# Preprocess Weather data


In [24]:
# Imports
import matplotlib.pyplot as plt
import matplotlib.dates as mdates
import numpy as np
import pandas as pd
import seaborn as sns
import glob
import os
import time
from zipfile import ZipFile
%matplotlib inline
from pandas.api.types import CategoricalDtype
import warnings
warnings.filterwarnings("ignore")


## Step 1: Import data

In [26]:
# extract rainfall data 
with ZipFile('../raw_data/rainfall-all-years.zip', 'r') as zipObj:
    zipObj.extractall('../raw_data/rainfall')
# extract solar data 
with ZipFile('../raw_data/solar-all-years.zip', 'r') as zipObj:
    zipObj.extractall('../raw_data/solar')
# extract rainfall data 
with ZipFile('../raw_data/temperature-all-years.zip', 'r') as zipObj:
    zipObj.extractall('../raw_data/temperature')

In [27]:
# import raw data 
rainfall_raw = pd.read_csv("../raw_data/rainfall/IDCJAC0009_086338_1800_Data.csv")
solar_raw = pd.read_csv("../raw_data/solar/IDCJAC0016_086338_1800_Data.csv")
temp_raw = pd.read_csv("../raw_data/temperature/IDCJAC0010_086338_1800_Data.csv")
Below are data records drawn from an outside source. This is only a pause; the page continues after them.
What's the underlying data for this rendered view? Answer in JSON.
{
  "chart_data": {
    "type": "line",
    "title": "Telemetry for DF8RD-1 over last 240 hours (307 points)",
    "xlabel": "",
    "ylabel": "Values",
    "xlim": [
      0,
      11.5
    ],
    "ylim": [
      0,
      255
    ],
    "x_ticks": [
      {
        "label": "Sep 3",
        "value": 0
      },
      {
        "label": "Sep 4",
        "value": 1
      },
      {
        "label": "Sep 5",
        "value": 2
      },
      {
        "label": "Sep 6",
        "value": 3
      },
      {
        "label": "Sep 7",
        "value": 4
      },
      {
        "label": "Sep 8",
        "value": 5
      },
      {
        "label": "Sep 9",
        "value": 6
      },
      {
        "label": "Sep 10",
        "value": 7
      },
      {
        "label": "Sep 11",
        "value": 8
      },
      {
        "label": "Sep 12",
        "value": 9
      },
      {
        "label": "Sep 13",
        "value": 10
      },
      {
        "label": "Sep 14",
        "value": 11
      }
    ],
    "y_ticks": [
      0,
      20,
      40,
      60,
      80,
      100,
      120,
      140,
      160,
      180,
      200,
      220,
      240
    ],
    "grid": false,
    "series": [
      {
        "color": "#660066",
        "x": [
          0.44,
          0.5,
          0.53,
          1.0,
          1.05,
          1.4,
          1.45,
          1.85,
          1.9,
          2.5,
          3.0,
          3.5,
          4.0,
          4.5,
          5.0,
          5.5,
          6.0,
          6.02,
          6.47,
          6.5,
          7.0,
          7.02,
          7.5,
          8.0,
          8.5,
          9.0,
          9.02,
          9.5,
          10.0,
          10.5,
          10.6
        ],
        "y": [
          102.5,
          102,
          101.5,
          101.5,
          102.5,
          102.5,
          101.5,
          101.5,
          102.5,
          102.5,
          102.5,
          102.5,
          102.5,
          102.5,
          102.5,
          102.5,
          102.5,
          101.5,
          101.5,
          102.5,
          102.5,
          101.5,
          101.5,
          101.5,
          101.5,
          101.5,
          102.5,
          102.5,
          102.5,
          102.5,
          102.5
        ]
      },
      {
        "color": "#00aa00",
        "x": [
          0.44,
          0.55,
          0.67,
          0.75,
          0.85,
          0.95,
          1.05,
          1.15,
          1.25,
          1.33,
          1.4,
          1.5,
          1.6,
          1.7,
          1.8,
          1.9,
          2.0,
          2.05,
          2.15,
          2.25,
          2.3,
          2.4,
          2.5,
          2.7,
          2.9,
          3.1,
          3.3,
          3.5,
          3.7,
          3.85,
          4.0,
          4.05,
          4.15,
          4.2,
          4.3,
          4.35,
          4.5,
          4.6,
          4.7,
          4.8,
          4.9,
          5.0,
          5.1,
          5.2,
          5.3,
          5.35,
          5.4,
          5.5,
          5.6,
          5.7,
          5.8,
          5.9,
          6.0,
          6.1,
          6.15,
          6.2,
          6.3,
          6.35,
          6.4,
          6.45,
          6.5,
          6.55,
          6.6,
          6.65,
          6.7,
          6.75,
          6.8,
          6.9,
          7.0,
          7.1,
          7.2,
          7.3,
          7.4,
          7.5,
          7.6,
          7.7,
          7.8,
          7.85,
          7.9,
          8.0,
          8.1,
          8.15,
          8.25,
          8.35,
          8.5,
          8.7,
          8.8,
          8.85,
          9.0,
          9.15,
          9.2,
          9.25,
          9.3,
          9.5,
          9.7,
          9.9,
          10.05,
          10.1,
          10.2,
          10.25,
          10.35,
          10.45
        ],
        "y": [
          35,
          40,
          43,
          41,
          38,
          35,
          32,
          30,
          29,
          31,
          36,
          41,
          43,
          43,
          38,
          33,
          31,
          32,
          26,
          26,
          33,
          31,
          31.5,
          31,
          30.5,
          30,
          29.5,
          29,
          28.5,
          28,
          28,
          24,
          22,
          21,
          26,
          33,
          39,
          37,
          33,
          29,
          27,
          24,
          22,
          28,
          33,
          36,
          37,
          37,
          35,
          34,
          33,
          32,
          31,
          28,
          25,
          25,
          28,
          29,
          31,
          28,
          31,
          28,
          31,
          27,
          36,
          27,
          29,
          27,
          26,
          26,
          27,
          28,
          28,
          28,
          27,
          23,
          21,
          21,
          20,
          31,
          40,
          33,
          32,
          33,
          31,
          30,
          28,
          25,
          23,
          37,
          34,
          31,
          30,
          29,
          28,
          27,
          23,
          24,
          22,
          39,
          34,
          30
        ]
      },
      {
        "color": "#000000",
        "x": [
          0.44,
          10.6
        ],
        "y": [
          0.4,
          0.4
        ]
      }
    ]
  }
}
## Step 2: Dimension Reduction 

In [28]:
start_date_2021 = '2021-01-01'
end_date_2021 = '2021-12-31'
start_date_2022 = '2022-01-01'
end_date_2022 = '2022-05-31'

def date_filter(df):
    # attribute: https://stacrainfall_rawkoverflow.com/questions/58072683/combine-year-month-and-day-in-python-to-create-a-date
    df['dateInt']=df['Year'].astype(str) + df['Month'].astype(str).str.zfill(2)+ df['Day'].astype(str).str.zfill(2)
    df['Date'] = pd.to_datetime(df['dateInt'], format='%Y%m%d')
    df.drop(['Year', 'Month', 'Day', 'dateInt'], axis=1, inplace=True)
    # find all 2021 data 
    mask_21 = (df['Date'] >= start_date_2021) & (df['Date'] <= end_date_2021)
    df_21 = df.loc[mask_21] 
    # find all 2022 data 
    mask_22 = (df['Date'] >= start_date_2022) & (df['Date'] <= end_date_2022)
    df_22 = df.loc[mask_22]
    return df_21, df_22

In [29]:
rain_21, rain_22 = date_filter(rainfall_raw)
solar_21, solar_22 = date_filter(solar_raw)
temp_21, temp_22 = date_filter(temp_raw)

## Step 3: Save on desk

In [30]:
rain_21.to_csv('../processed_data/rain_21.csv',header=True)
rain_22.to_csv('../processed_data/rain_22.csv',header=True)

solar_21.to_csv('../processed_data/solar_21.csv',header=True)
solar_22.to_csv('../processed_data/solar_22.csv',header=True)

temp_21.to_csv('../processed_data/temp_21.csv',header=True)
temp_22.to_csv('../processed_data/temp_22.csv',header=True)